As of March 10, Seif-al Islam, the son of the Libyan leader, promised that the government would not surrender; in an interview he stated, “we will never give up. We will never surrender.” In Saudi Arabia security forces opened fire on small protests in the eastern part of the country.  “Reuters reported sporadic gun fire mixed with the noise of percussion bombs at a demonstration; it gave no word on any casualties or whether security forces had fired live rounds or rubber bullets.”

Saudi Arabian authorities have also banned all protests and have strengthened forces to deal with demonstrators.

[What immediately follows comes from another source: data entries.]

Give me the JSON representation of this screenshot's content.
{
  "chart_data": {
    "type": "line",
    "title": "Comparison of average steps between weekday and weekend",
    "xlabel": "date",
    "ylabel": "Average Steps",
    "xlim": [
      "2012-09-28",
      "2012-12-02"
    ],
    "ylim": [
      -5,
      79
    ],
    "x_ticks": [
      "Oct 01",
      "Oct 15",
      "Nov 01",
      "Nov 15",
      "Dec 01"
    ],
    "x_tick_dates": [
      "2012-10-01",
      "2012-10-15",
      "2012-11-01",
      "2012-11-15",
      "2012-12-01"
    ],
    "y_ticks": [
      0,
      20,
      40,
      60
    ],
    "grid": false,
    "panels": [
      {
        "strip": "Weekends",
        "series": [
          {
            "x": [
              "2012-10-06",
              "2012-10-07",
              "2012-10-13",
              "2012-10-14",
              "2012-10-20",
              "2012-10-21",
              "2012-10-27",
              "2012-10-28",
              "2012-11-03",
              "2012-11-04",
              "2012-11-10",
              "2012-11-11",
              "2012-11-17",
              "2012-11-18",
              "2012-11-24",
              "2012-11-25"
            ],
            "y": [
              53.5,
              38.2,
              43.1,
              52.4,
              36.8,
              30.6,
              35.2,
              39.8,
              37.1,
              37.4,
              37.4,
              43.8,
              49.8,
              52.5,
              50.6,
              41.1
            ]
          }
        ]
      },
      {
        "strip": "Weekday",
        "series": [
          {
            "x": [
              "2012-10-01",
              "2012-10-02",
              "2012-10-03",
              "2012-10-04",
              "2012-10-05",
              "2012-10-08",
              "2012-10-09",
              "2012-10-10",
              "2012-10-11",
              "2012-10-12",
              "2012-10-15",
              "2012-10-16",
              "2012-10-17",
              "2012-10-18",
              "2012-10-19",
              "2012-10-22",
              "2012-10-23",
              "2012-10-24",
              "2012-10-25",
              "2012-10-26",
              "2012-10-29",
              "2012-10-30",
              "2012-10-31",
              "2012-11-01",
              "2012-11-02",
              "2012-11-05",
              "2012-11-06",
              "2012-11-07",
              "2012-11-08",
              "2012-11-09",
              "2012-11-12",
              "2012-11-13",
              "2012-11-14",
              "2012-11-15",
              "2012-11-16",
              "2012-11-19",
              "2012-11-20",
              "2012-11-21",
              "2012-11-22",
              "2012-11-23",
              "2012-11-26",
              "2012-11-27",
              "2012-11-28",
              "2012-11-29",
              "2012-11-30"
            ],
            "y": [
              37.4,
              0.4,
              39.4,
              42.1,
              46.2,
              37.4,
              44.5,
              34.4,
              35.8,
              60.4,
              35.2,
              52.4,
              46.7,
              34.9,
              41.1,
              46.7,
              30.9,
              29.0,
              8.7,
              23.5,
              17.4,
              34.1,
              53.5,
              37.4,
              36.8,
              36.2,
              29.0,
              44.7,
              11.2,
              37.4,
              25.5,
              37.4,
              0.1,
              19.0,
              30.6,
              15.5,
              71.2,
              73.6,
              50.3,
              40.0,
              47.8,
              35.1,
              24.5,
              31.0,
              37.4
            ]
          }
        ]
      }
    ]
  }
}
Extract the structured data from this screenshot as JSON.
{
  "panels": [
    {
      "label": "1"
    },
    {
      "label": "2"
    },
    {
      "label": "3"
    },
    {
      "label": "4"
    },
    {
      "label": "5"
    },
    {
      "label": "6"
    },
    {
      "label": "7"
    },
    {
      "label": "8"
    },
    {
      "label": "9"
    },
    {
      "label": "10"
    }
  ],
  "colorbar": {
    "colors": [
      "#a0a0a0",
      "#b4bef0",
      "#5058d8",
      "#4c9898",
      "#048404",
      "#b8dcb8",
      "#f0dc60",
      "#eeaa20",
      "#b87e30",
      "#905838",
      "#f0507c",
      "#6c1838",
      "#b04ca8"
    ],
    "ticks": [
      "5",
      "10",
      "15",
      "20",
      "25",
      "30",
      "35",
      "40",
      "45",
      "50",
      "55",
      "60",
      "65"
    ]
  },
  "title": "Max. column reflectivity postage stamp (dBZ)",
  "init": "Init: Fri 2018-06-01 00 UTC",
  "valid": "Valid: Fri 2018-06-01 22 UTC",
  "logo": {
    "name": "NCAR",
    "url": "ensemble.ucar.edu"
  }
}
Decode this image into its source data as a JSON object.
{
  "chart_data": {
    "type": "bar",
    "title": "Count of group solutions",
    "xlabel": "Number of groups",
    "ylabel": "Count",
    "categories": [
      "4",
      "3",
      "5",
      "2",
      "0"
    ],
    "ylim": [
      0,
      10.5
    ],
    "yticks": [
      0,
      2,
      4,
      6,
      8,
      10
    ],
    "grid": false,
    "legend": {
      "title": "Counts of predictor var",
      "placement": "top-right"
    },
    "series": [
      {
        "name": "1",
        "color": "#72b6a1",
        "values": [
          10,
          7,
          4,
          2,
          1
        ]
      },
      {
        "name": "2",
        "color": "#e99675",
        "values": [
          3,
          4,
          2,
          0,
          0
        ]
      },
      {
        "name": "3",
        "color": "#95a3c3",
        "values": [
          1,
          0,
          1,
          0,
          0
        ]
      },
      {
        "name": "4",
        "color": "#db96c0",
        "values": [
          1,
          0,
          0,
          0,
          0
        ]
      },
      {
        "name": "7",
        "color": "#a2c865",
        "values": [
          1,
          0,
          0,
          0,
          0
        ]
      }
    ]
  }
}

Tens of thousands of people signed onto Facebook calling for protests for a “day of rage.”

A Saudi Arabian, also a Twitter user, posted a link on his account to a video translating protesters’ chant as: “this homeland is not for sale.”

Philip Luther, deputy director of Amnesty International’s Middle East and North Africa program stated, “Instead of banning peaceful protests, the Saudi Arabian authorities should address the need for major human rights reform in the country.” I completely agree.

Ahmed Al Omran, a Saudi Arabian frequents a blog, didn’t have such high hopes for government reform. He blogged, “I have become very pessimistic about the prospects of reform for our country. The huge age gap between the young population and the ruling elite makes it nearly impossible for the ruled and the rulers to communicate and understand each other. We practically speak two different languages, and I don’t see how the government can keep up with our aspirations.”

A staff photographer for The Times, who has covered many different conflicts in places such as Kosovo, Congo, Ethiopia, Sudan and more said that the fighting he witnessed outside a Libyan oil town may have been the most intense he has ever seen firsthand. The photographer stated, “That fighting includes bombing from jets, shooting from helicopters and incoming mortar and heavy machine gun fire. This is all happening over relatively flat terrain, with very little cover. So when you commit yourself to working out there, there’s not a whole lot you can do to protect yourself. I’m always looking for some kind of cover. But the bombs they’re dropping are huge. You can’t run from them, because you don’t know where they’re going to land. Even if you are wearing a flak jacket and a helmet, if you were hit by one of these bombs from a jet, the clothes wouldn’t do you very much good.”

I know we all hope this ends soon. Make love not war. A



  1. I agree, Saudi Arabian authorities should listen to the people and address their human rights instead of banning protests. It does show how strong social networking, especially when you want your voice to be heard.

  2. It is amazing how social networking has an influence on everything that goes on in the world today. Starting a protest is as easy as creating an event on Facebook. Spreading rumors about ones government is as easy as hitting submit on a blog. It has changed the world we live in which is shown through everything going on in Egypt. Mubarak obviously understood the influence that social networking has on the people, and how it can be used to organize protests and rebel forces which is why he shut down the entire internet. Leaders around the world need to consider social networking as both a weapon and a tool that can be used against them, something they have never had to do before.